FLOC waged a five-year boycott against Mount Olive Pickle Co. before finally securing an agreement. The contract with that company, signed in 2004, resulted in the unionization of about 8,000 farmworkers who come to North Carolina each year with temporary visas -- virtually all of the state's legal farmworkers.
The union's North Carolina supporters say that success gives them resolve to stick with this campaign over several years, if necessary.
"If the campaign with Mount Olive Pickle shows anything, it shows that it's possible," said Alexandria Jones, head of the North Carolina office of the National Farmworker Ministry, a faith-based group that supports unionization.
FLOC also has negotiated similar agreements with other major companies, including Campbell Soup, Heinz and Vlasic.
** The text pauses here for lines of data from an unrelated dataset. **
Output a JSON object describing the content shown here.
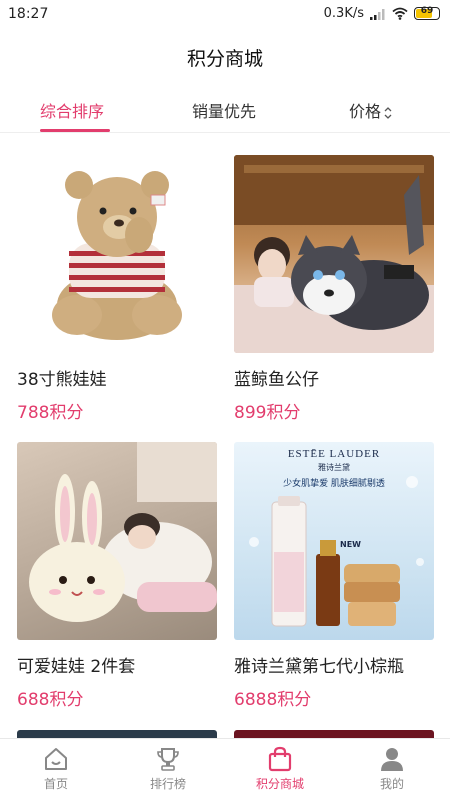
{
  "status": {
    "time": "18:27",
    "speed": "0.3K/s",
    "battery": "69"
  },
  "header": {
    "title": "积分商城"
  },
  "tabs": [
    {
      "label": "综合排序",
      "active": true
    },
    {
      "label": "销量优先",
      "active": false
    },
    {
      "label": "价格",
      "active": false
    }
  ],
  "products": [
    {
      "name": "38寸熊娃娃",
      "price": "788积分",
      "image": "teddy-bear"
    },
    {
      "name": "蓝鲸鱼公仔",
      "price": "899积分",
      "image": "husky-plush"
    },
    {
      "name": "可爱娃娃 2件套",
      "price": "688积分",
      "image": "bunny-plush"
    },
    {
      "name": "雅诗兰黛第七代小棕瓶",
      "price": "6888积分",
      "image": "estee-lauder",
      "brand": "ESTĒE LAUDER",
      "brand_cn": "雅诗兰黛",
      "tagline": "少女肌挚爱 肌肤细腻剔透",
      "badge": "NEW"
    }
  ],
  "nav": [
    {
      "label": "首页",
      "icon": "home-icon",
      "active": false
    },
    {
      "label": "排行榜",
      "icon": "trophy-icon",
      "active": false
    },
    {
      "label": "积分商城",
      "icon": "shopping-bag-icon",
      "active": true
    },
    {
      "label": "我的",
      "icon": "user-icon",
      "active": false
    }
  ],
  "colors": {
    "accent": "#e23d6d",
    "text": "#222222",
    "muted": "#888888"
  }
}
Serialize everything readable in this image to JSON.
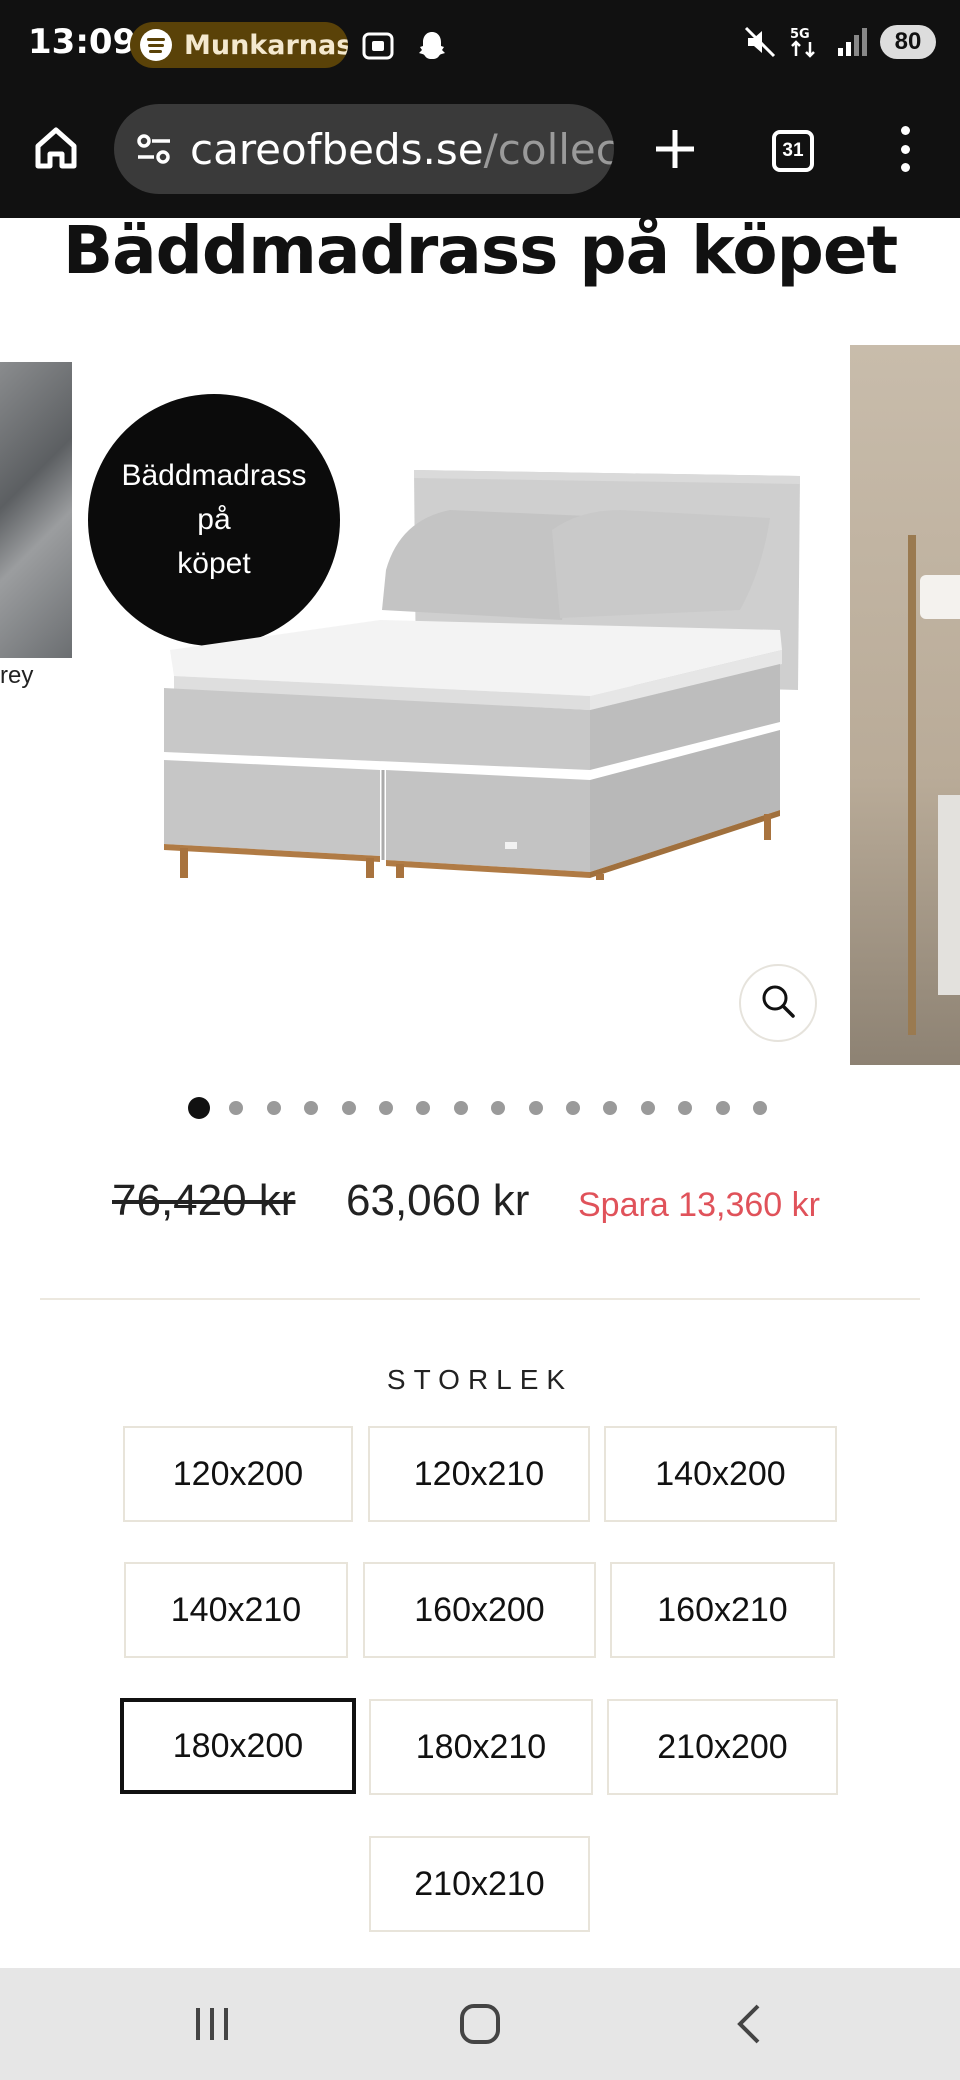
{
  "status_bar": {
    "time": "13:09",
    "spotify_label": "Munkarnas",
    "battery": "80",
    "network": "5G"
  },
  "browser": {
    "url_domain": "careofbeds.se",
    "url_path": "/collect",
    "tab_count": "31"
  },
  "page": {
    "title": "Bäddmadrass på köpet",
    "badge_text": "Bäddmadrass\npå\nköpet",
    "prev_slide_caption": "rey"
  },
  "carousel": {
    "total_slides": 16,
    "active_index": 0
  },
  "pricing": {
    "original_price": "76,420 kr",
    "current_price": "63,060 kr",
    "savings": "Spara 13,360 kr"
  },
  "size_selector": {
    "label": "STORLEK",
    "selected": "180x200",
    "options": [
      "120x200",
      "120x210",
      "140x200",
      "140x210",
      "160x200",
      "160x210",
      "180x200",
      "180x210",
      "210x200",
      "210x210"
    ]
  },
  "colors": {
    "accent_sale": "#e0525a",
    "status_bar_bg": "#111111",
    "spotify_pill": "#5a4208"
  }
}
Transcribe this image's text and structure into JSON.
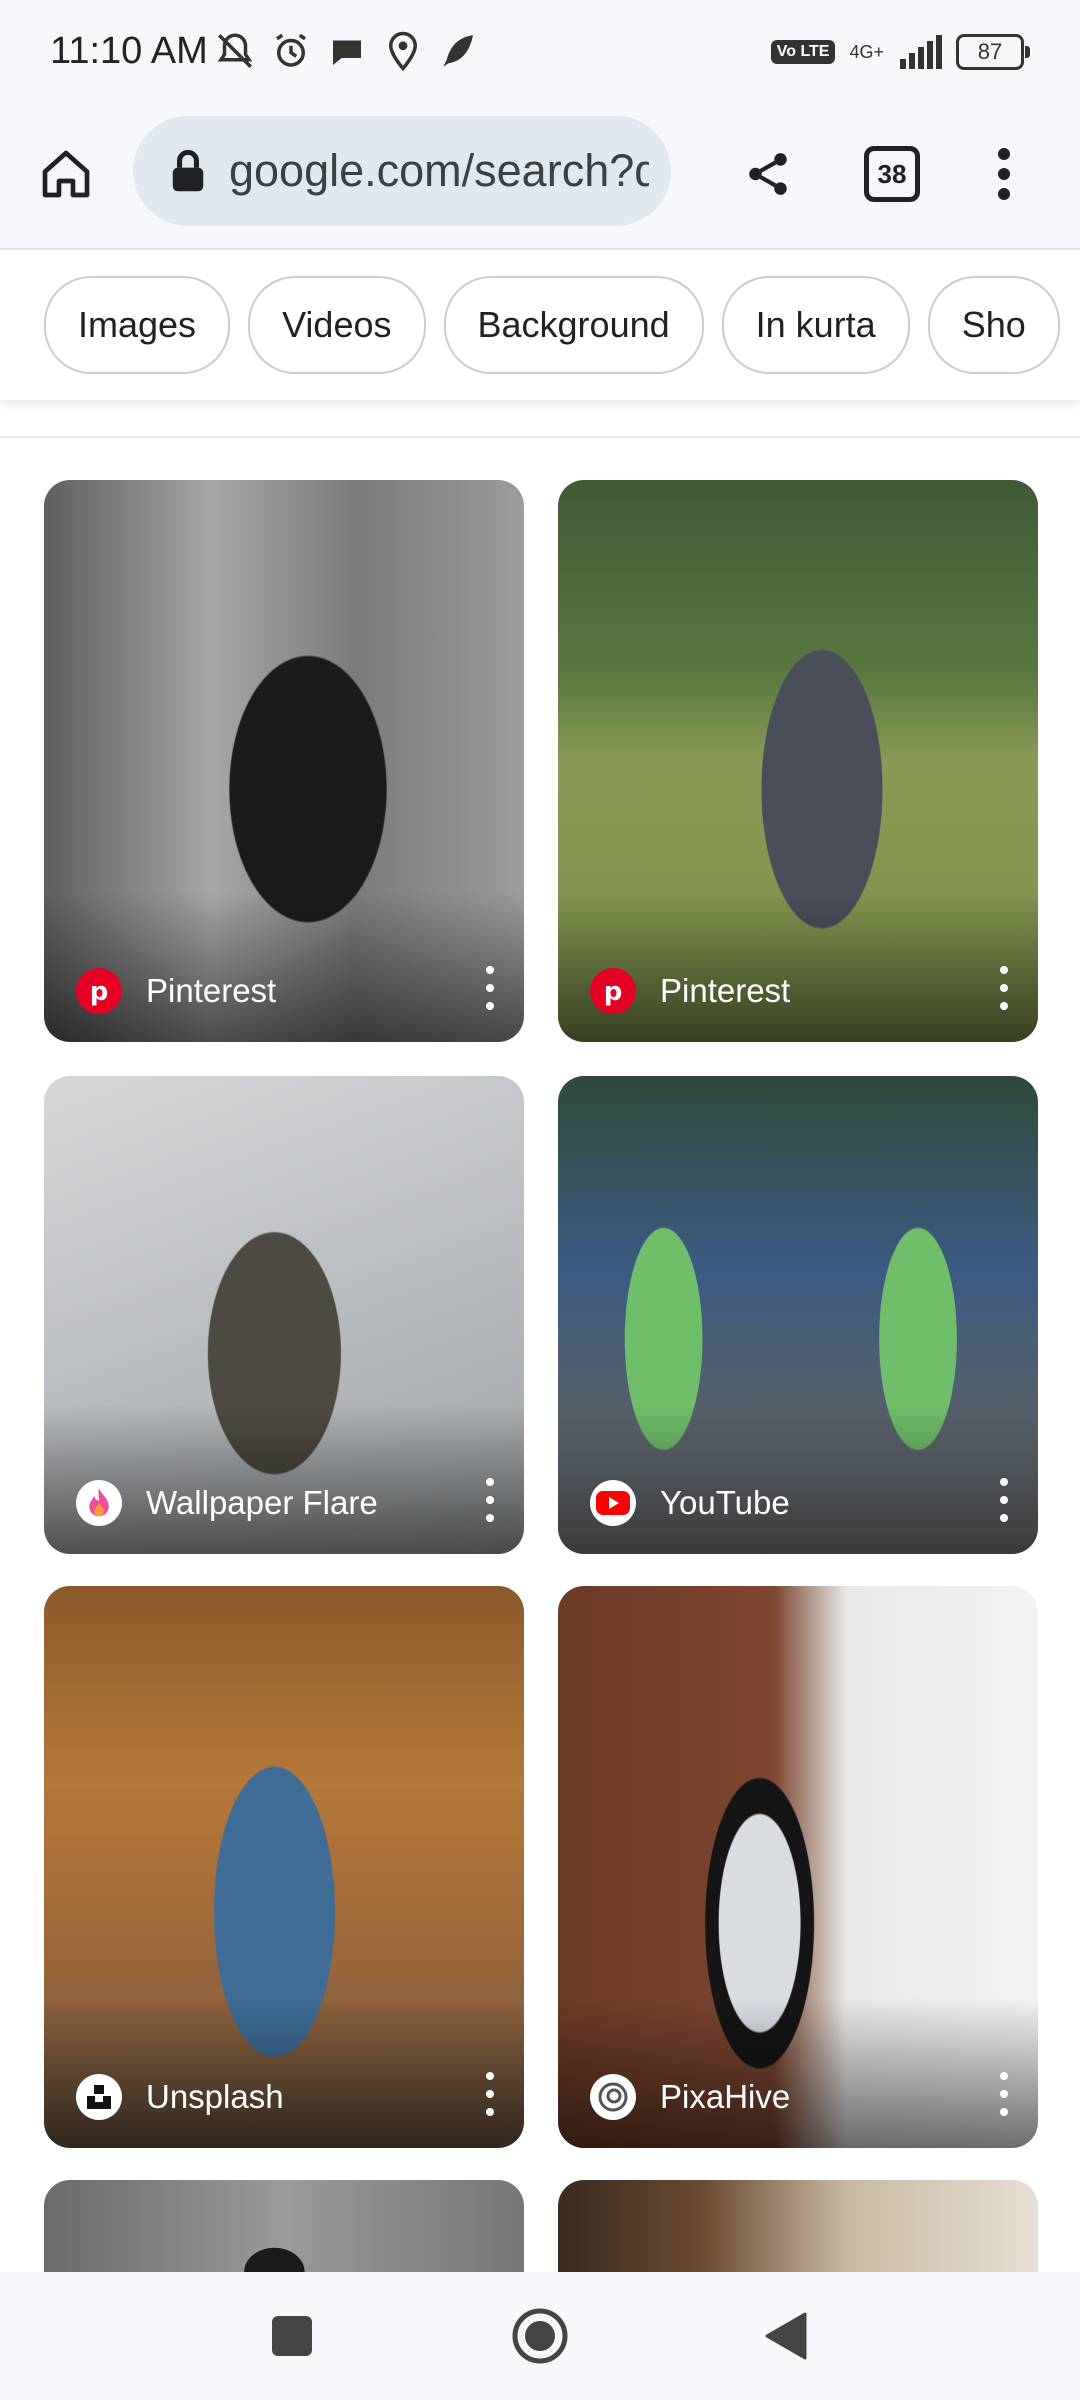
{
  "status_bar": {
    "time": "11:10 AM",
    "volte": "Vo LTE",
    "network": "4G+",
    "battery": "87",
    "icons": [
      "mute-icon",
      "alarm-icon",
      "chat-icon",
      "location-icon",
      "feather-icon"
    ]
  },
  "toolbar": {
    "url": "google.com/search?q",
    "tab_count": "38"
  },
  "chips": [
    {
      "label": "Images"
    },
    {
      "label": "Videos"
    },
    {
      "label": "Background"
    },
    {
      "label": "In kurta"
    },
    {
      "label": "Sho"
    }
  ],
  "results": [
    {
      "source": "Pinterest",
      "icon": "pinterest-icon"
    },
    {
      "source": "Pinterest",
      "icon": "pinterest-icon"
    },
    {
      "source": "Wallpaper Flare",
      "icon": "wallpaper-flare-icon"
    },
    {
      "source": "YouTube",
      "icon": "youtube-icon"
    },
    {
      "source": "Unsplash",
      "icon": "unsplash-icon"
    },
    {
      "source": "PixaHive",
      "icon": "pixahive-icon"
    }
  ],
  "colors": {
    "chrome_bg": "#f6f7fb",
    "url_bar_bg": "#e1e9ee",
    "pinterest": "#e60023",
    "youtube": "#ff0000"
  }
}
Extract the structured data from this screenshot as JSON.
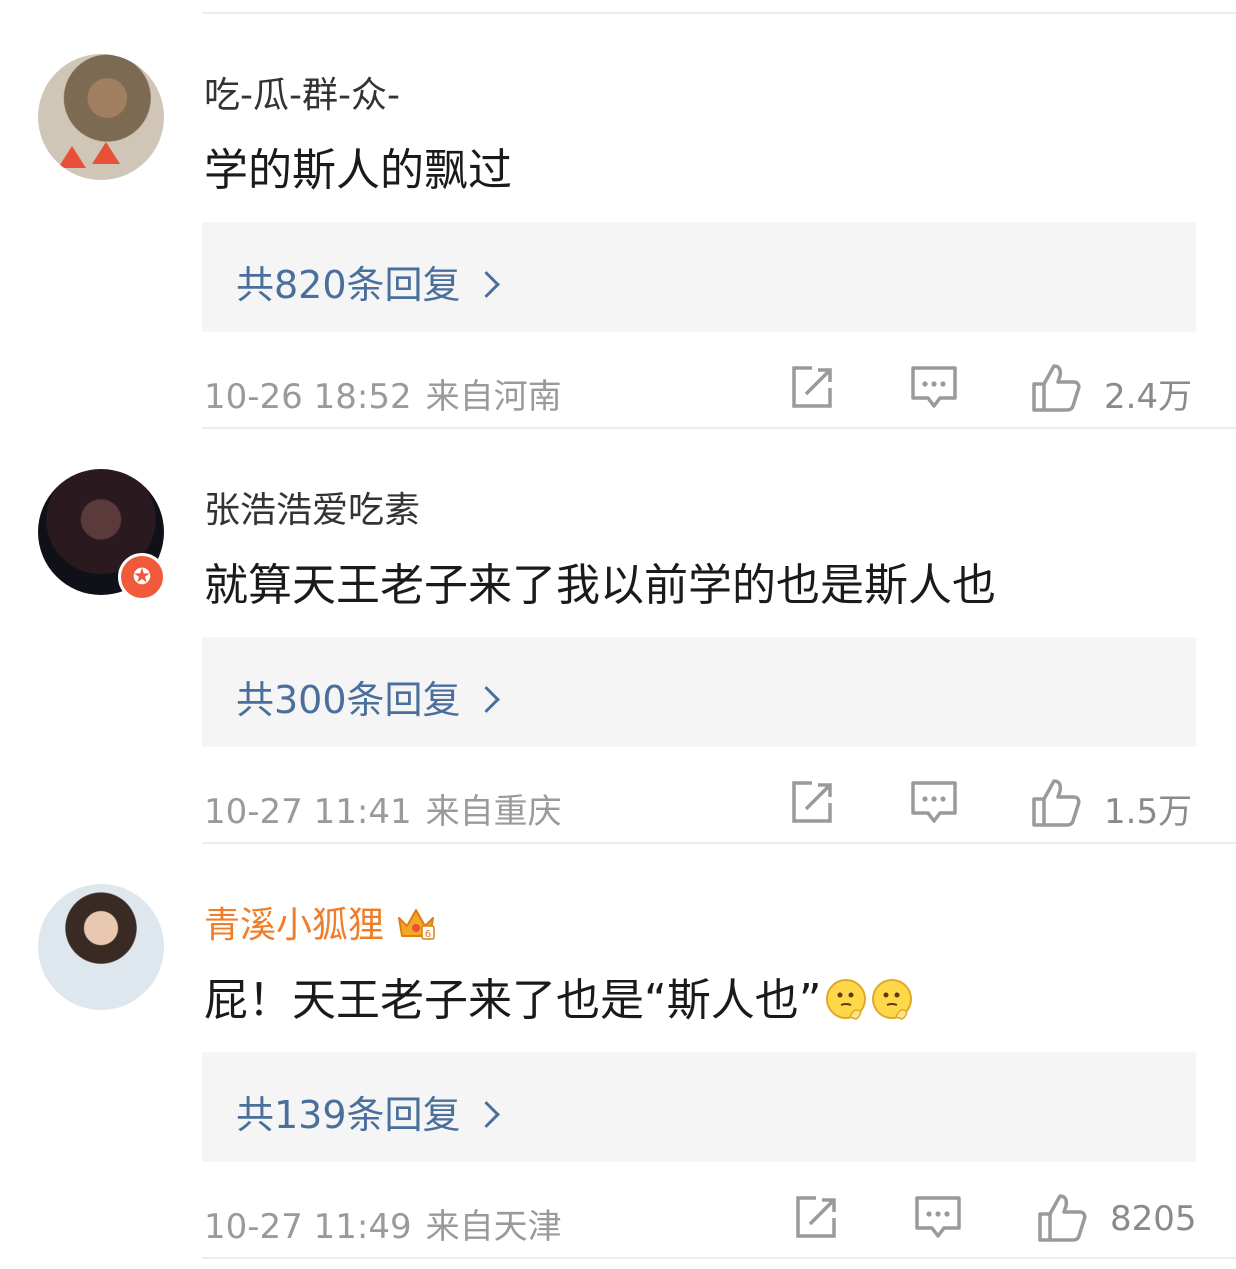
{
  "comments": [
    {
      "username": "吃-瓜-群-众-",
      "text": "学的斯人的飘过",
      "replies_label": "共820条回复",
      "time": "10-26 18:52",
      "location": "来自河南",
      "likes": "2.4万"
    },
    {
      "username": "张浩浩爱吃素",
      "text": "就算天王老子来了我以前学的也是斯人也",
      "replies_label": "共300条回复",
      "time": "10-27 11:41",
      "location": "来自重庆",
      "likes": "1.5万"
    },
    {
      "username": "青溪小狐狸",
      "text": "屁！天王老子来了也是“斯人也”",
      "replies_label": "共139条回复",
      "time": "10-27 11:49",
      "location": "来自天津",
      "likes": "8205"
    }
  ],
  "icons": {
    "repost": "repost-icon",
    "comment": "comment-icon",
    "like": "like-icon",
    "vip": "crown-icon",
    "verified": "star-badge-icon",
    "emoji": "thinking-emoji-icon"
  },
  "colors": {
    "link": "#4a6f9c",
    "vip_name": "#f07d2a",
    "meta": "#9a9a9a",
    "reply_bg": "#f5f5f5"
  }
}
Velasquez spent eight years pressuring Campbell before signing that contract.
North Carolina farmers, for the most part, do not welcome the growth of unionization among their workers.
Graham Boyd, head of the Tobacco Growers Association of North Carolina, called the union's move against Reynolds a "money grab" intended to pad its own budget.
"It's nothing but a shakedown," Boyd said. "It's not about the workers or the conditions that the workers are in. It's about money."
Keith Parrish, who uses union workers on his Harnett County farm, said the union represents a further loss of control for the family farmer. The union now chooses which workers get to return each year, and Parrish says he has lost many of his longtime employees.
"We farmers are an independent lot," Parrish said. "We're being told every which way we turn now what to do, and it comes to a point that enough's enough."